For all that, though, the game is stunning to look at, and you get less of a feeling of ooky-kookiness in doing so because the characters look less like underage dolls. So that’s a plus.
Sound effects, I should mention — since such things are a hobby of mine — are also significantly improved over previous DOA installments, approaching (and even besting) the beefy impact sounds of the Tekken series. The soundtrack is also excellent, and even comes on an audio CD (in a real, full-size jewel case no less) if you buy the Collector’s Edition.
Environment design in DOA is another of the series’ highlights, and the fifth installment continues that tradition with a new set of interesting environments that are chock full of “danger zones” (cue the Sterling Archer) that are more animated and interactive than before. My particular favorite stage is called “Home”, and has you battling through a series of interior environments, crashing through walls, destroying furniture and knocking over kitchen utensils as you and your opponent beat each other to a pulp. The environment will also leave a visual imprint on the characters fighting in it, as they’ll become grimy and sweaty, or even chapped from cold weather and ice.
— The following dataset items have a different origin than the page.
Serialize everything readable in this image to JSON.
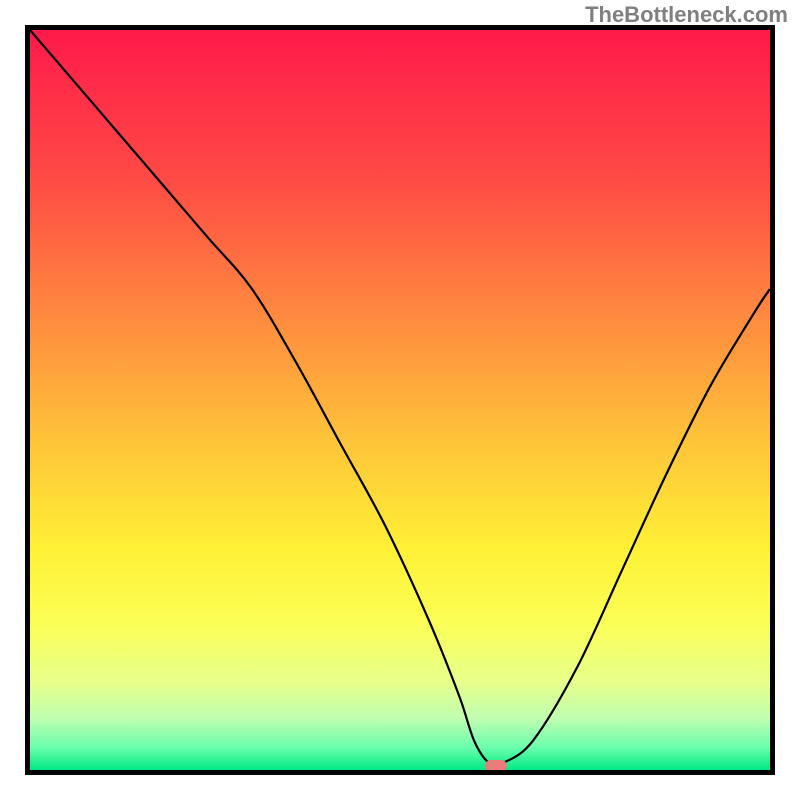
{
  "watermark": "TheBottleneck.com",
  "chart_data": {
    "type": "line",
    "title": "",
    "xlabel": "",
    "ylabel": "",
    "x_range": [
      0,
      100
    ],
    "y_range": [
      0,
      100
    ],
    "background_gradient": [
      {
        "pos": 0.0,
        "color": "#ff1a4a"
      },
      {
        "pos": 0.2,
        "color": "#ff4a45"
      },
      {
        "pos": 0.4,
        "color": "#ff8e3f"
      },
      {
        "pos": 0.55,
        "color": "#ffc23a"
      },
      {
        "pos": 0.7,
        "color": "#fff035"
      },
      {
        "pos": 0.8,
        "color": "#fbff55"
      },
      {
        "pos": 0.88,
        "color": "#e8ff8a"
      },
      {
        "pos": 0.93,
        "color": "#c0ffb0"
      },
      {
        "pos": 0.97,
        "color": "#6affad"
      },
      {
        "pos": 1.0,
        "color": "#00e884"
      }
    ],
    "series": [
      {
        "name": "bottleneck-curve",
        "color": "#000000",
        "x": [
          0,
          6,
          12,
          18,
          24,
          30,
          36,
          42,
          48,
          54,
          58,
          60,
          62,
          64,
          68,
          74,
          80,
          86,
          92,
          98,
          100
        ],
        "y": [
          100,
          93,
          86,
          79,
          72,
          65,
          55,
          44,
          33,
          20,
          10,
          4,
          1,
          1,
          4,
          14,
          27,
          40,
          52,
          62,
          65
        ]
      }
    ],
    "marker": {
      "x": 63,
      "y": 0,
      "color": "#ea7c79"
    },
    "annotations": []
  }
}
The tag team gameplay also makes a return in DOA5, and there are certain special moves that you can perform if you are fighting with one of a select team of characters. For instance, Tina and the new MMA fighter Mila are one such pre-ordained “team”, and have a number of special tag moves that they can do. Bass and Rig are another such team, as are Pai Chan and Leifang. I haven’t discovered all of the team combinations yet but this is a pretty fun dynamic. The story mode, actually, helps set up these relationships and actually gives these characters some motivation for teaming up together, which is more than you’d usually expect from a fighter.
You’ll notice that I haven’t touched on the actual fighting dynamics that much, and that’s because they are largely unchanged from DOA4. With the exception of a slightly more complex hold mechanic where, in some situations, you actually have to move the control stick in two different directions, the moves and mechanics for holding and countering are pretty much the same. New in this iteration is a “charge move” that you can do when your health bar flashes red, which I believe happens after you take a certain amount of damage in short succession. If you land the hit, you’ll get a sort of “bullet time” animation and your opponent will be unable to block the attack. Also new in DOA5 is the choice of “Casual” mode and “Action” camera, which presumably offer an experience tailored more toward fighting game novices or casual fans like myself. (I haven’t tried the more advanced mode to see how it compares.)
Lastly, I’ll mention that DOA4’s photo mode has returned, and while you still can’t export your photos out of the game on the 360 (and thus all of the screenshots in this post were taken by snapping photos of my plasma TV), there are some notable improvements. You can now save replays of your own matches and take photos during playback, and even better, you can also now pause that playback at any time and then freely move the camera to better compose your photos. (I fondly call it “Jim-Bo Mode” — inside joke.) Doing all this will even net you a series of achievements/trophies!
Overall, DOA5 is a must-have for any Dead or Alive fan, and also comes with my personal recommendation for anyone who likes fighting games but who doesn’t have the time or the skill to master a more technical fighter. It’s fun, it’s accessible, it’s gorgeous to look at, and it’s got plenty for you to do.
Team Ninja has also begun to offer downloadable costume packs, with the first one releasing just this week for the final cost of free. Hard to beat that. Downloaded costumes are unlocked immediately, I believe, so it’s like instant gratification.